I’ve been trying to find a suitable theme for February’s blog, which is already rather overdue but given the lateness of the day, decided to continue to press on with big picture themes as per my last blog and focus this month, on love and memory.
As it goes, I have undertaken to organize thousands of digital images accrued over the last decade or more (effectively a personal compendium of my family’s life since the advent of digital photography) and while my efforts have been less than consistent (or indeed in my wife’s opinion commendable), just putting my toe in that visual hinterland of images lights up my neural switchboard and throws me back into a time I can only view through a lens.
That’s the thing about digital images – they can quickly be deleted if they fail to please, retouched and even fully manipulated to retell their truth but most of all, they can be stored away silently in computers and external hard drives, nevermore to be organized into rational entities, as is the case before digital imagery became the norm. Photo albums are by their nature organized into understandable time periods because they require active engagement by the picture editor to place them in time, physical space ( i.e. the album itself) and ultimately in our memories.
Digital images by comparison with theirs teadfast but fading paper country cousins float and accrue in a sea of bits and megabytes even now floating above our heads in a nebulous cloud. It takes real determination and consistent effort to make sense of them in the triangulation of memory, love and time (or at least a bloody good app).

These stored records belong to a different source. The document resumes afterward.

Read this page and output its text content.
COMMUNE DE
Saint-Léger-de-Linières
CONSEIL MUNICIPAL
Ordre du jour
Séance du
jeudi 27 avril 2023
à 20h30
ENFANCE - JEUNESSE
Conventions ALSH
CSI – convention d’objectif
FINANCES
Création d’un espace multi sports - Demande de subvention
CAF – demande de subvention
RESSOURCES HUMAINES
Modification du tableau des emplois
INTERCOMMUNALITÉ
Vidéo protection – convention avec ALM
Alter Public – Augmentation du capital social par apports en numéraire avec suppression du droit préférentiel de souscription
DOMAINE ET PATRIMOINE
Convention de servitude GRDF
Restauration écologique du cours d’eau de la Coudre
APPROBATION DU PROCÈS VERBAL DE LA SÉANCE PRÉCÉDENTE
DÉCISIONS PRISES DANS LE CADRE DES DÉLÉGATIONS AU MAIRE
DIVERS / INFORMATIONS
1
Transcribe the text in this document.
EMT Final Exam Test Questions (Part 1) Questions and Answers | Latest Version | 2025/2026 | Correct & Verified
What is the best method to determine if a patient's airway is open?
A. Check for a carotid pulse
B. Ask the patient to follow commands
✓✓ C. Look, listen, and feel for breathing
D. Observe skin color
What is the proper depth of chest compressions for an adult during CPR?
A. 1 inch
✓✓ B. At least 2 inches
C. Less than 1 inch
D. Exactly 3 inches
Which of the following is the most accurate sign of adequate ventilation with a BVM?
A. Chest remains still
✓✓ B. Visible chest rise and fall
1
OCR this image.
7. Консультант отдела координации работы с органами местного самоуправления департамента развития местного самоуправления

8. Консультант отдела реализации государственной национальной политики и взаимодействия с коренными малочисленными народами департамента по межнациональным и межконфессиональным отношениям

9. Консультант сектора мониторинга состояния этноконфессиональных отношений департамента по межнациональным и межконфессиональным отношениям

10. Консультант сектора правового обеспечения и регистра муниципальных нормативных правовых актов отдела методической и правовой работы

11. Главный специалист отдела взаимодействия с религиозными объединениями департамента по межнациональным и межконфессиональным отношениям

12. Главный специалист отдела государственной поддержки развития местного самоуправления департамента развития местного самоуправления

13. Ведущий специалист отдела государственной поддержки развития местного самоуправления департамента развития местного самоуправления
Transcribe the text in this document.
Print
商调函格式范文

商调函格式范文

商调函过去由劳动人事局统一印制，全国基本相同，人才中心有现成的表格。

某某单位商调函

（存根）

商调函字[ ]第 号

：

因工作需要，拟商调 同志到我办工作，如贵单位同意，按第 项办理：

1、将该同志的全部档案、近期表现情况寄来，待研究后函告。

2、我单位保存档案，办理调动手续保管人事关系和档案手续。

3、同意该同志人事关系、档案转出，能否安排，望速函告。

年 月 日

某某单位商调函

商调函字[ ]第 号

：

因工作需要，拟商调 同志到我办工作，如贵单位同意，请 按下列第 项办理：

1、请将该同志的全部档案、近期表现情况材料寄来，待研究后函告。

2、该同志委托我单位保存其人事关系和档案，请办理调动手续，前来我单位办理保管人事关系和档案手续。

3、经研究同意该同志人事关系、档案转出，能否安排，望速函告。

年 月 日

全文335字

Recently, I had the opportunity to tap into my mother and father’s random access memories which fade into the event horizon of a past earlier than my own existence. These memories are just as uncertain and fragile, if not more so than our present digital reality. And like a hard drive on the edge of a personal meltdown, the contents need to be downloaded before the hardware fails.
My father is 83 this year, my mother 76. His hard drive is already experiencing fragmentation. Housebound by his own choices and increasingly frail, there is little to tie him to the present and in the absence of a curious son, little to activate the past he has lived. My mother on the other hand, his vigilant co-pilot, serves to fill in details in his conversations and chide his failing memory and repetitions. In the present, my father is only vaguely aware that he is in his 80s and struggles to place the year he is living in (if there is one) either. These are merely matters of detail for him though because he already enjoys the privilege of being the last man standing in his own family.
Through discussions with my parents I was able to draw a bead on grandparents and great grandparents from England, Ireland and as far afield as Hong Kong and Beijing. Their stories fascinate and engage me, even when the trail leading back into the past frustratingly peters out.
During their telling, as if awakening from a dream of the present, my father admitted that he missed his mother and father gone now long before and wasn’t even sure whether his brothers were still alive. Such is the nature of memory in old age, it seems. My mother on the other hand, ever pragmatic, placed her own family history in the practical realities of her present existence, only ever expressing regret for the death of her younger sister to cancer some 36 years ago – a loss, which I know she still feels keenly but bears quietly to this day.
Both are touched by the past; both aware of days and loved ones gone by; both aware of their impending mortality. There it is though; love, memory, loss and the ever-present threat of falling over the event horizon leaving only a hinterland of photographs, stories and long repeated anecdotes. Oral history being the richest source though, has an important place in families for all who lack the biographer to tell their stories because it ensures a kind of immortality.
I wonder how we will be able to recount our own stories to our children – will the rich media content of our lives succeed in telling them better? Will they survive better than a photo album, a written diary or a well-told story? I suspect not but in the meantime I will press on with compartmentalizing more than a decade of my family’s visual existence on earth in a hard drive and in heaven in the cloud. What happens when they pull the plug on me, I wonder?